Gun reform has been an increasingly debated and publicized topic since the new year. With 22-year-old unarmed Stephen Clark being fatally shot by police in Sacramento, California, on March 18, it is clear that reform should not only be implemented on a civilian level, but with our police too.
Sacramento police were investigating vandalism in the neighborhood before ending Clark’s life. Assuming the cellphone he was holding was a gun, two officers fired up to 20 shots at Clark. His autopsy reported that eight bullets hit him, six in the back, one in the neck and one in the thigh.
The optics of this autopsy negate the police press release that said the two officers “saw the suspect facing them, advance forward with his arms extended, and holding an object in his hands.”
It does not seem likely that six bullets lodged in a dead man’s back would occur if he had been running toward them with an alleged gun-turned-cellphone. An unarmed man’s life should not have been taken — at the rate of eight bullets to the body — regardless of the officers fearing a cellphone’s mistaken identity. Lethal force was by no means necessary.
Reform and systematic change is required at a federal level to prevent tragedies like this again. According to the Washington Post, 277 people have been killed by police officers in 2018 alone. This is not a new phenomenon and it is not one that has been taken lightly.
Black Lives Matter (BLM) protests have been demanding justice and police reforms since 2013 after killings of black men such as Michael Brown, Philando Castile and Eric Garner. Clark’s death joined this lineup on March 29 as a BLM protesters took to the streets of Sacramento. Yet reform remains nonexistent as the volume of police killings persist.

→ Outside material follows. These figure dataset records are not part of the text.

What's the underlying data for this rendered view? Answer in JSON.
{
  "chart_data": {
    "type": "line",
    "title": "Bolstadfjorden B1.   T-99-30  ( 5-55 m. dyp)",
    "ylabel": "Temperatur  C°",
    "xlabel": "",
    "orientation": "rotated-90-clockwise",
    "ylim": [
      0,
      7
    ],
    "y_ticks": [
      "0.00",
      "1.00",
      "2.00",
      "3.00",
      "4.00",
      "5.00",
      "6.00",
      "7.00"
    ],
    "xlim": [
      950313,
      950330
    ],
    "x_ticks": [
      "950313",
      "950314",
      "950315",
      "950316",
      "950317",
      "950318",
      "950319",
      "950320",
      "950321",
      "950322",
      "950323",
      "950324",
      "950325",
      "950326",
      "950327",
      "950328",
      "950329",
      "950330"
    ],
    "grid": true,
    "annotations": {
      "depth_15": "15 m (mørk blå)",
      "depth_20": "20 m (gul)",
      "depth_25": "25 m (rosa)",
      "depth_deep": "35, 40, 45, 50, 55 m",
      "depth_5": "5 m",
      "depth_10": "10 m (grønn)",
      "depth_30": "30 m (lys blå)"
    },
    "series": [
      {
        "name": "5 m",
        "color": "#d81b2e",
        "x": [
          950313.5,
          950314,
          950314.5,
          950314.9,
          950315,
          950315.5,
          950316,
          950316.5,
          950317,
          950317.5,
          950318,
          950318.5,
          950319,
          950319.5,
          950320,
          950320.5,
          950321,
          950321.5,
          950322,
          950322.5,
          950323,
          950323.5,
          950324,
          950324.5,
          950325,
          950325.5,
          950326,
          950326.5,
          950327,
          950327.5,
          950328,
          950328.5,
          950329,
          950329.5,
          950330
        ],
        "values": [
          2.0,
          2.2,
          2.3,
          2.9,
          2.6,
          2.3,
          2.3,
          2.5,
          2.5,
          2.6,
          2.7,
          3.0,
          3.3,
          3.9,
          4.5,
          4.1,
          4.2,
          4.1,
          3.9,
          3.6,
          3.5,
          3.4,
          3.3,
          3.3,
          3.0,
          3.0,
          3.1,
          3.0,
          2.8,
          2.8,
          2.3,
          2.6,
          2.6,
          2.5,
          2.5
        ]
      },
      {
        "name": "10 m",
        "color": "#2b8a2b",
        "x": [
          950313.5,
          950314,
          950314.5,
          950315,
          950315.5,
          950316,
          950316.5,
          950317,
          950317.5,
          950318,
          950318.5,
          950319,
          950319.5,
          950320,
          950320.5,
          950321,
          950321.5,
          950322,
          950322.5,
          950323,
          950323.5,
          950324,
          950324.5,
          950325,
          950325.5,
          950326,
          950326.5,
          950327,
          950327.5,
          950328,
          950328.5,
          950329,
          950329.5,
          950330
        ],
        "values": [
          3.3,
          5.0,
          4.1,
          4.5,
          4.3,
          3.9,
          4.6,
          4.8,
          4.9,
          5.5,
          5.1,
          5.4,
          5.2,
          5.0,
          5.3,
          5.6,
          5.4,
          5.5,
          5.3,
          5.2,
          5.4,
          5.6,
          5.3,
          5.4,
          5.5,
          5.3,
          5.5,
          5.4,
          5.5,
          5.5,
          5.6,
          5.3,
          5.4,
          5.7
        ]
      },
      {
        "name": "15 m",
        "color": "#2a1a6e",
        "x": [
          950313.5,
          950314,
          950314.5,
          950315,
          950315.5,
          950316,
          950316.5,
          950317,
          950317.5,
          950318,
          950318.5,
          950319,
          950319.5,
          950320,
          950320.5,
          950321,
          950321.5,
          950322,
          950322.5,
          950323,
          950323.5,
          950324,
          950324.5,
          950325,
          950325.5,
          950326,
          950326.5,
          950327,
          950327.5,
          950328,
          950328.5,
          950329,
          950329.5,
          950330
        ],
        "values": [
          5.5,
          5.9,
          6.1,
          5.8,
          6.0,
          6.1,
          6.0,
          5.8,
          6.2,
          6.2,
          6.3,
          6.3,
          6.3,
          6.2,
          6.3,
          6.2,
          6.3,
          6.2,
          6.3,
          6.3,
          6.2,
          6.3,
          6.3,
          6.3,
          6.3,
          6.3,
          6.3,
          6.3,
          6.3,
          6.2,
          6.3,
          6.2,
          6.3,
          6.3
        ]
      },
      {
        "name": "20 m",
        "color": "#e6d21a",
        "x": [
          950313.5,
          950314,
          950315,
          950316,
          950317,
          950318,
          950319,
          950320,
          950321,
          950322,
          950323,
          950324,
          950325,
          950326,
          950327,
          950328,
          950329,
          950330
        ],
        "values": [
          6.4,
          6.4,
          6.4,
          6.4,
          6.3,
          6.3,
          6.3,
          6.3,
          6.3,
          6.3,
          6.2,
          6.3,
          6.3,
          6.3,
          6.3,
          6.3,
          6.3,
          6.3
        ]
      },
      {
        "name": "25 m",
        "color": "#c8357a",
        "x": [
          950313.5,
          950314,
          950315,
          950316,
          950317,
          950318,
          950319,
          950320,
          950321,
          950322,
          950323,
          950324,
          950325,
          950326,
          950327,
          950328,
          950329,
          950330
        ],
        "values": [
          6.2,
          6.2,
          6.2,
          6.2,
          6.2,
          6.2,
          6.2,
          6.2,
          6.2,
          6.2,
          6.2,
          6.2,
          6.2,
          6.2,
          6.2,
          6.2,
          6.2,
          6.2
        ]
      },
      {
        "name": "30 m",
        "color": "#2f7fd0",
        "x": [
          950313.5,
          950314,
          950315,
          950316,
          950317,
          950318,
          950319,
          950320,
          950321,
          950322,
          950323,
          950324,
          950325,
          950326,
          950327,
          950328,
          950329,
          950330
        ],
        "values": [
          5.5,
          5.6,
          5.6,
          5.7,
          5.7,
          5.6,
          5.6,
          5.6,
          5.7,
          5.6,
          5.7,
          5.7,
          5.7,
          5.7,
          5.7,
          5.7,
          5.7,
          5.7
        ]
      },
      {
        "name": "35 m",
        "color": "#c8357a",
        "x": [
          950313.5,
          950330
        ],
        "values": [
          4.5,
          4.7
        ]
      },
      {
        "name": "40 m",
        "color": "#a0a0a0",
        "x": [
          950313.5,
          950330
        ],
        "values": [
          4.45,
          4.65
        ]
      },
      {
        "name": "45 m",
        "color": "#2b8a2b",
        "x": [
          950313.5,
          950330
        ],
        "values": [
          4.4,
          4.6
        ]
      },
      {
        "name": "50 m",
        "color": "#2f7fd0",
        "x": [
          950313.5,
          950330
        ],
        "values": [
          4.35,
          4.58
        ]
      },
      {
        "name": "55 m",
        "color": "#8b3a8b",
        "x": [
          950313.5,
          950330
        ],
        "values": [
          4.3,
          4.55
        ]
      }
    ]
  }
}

A federal intervention should be mandated to ensure more lives are not senselessly taken. However, White House spokeswoman Sarah Huckabee Sanders said the Clark shooting was a “local matter.”
To declare that Clark’s addition to the number of black men who are tragically and unjustly slain by police is merely “local” when the frequency of these killings occurs nationally is unsound and complacent. Lack of reform signifies that neither law enforcement nor legislators value black lives.
Police training should be modified.
This method of fire first and think later is unsustainable. Using fatal force should be a last resort in terms of police action to de-escalating a situation, especially in cases like Clark, where a suspect is unarmed.
When police are under investigation for killings, it should not be the responsibility of the officers’ own department to examine the case. A higher-level or third-party department should assess these cases to ensure fairness and objectivity.
These types of changes are required on a national level. It is clear that local governments and police departments will not effectively address this epidemic. The right to safety and life should not only be reserved for those with white skin.
It is entirely possible for police to defuse a situation while keeping a suspect’s life intact before being brought into custody — it has been seen before with mass shooters. Police can and should take the same measures of action when confronting a possible suspect, regardless of skin color.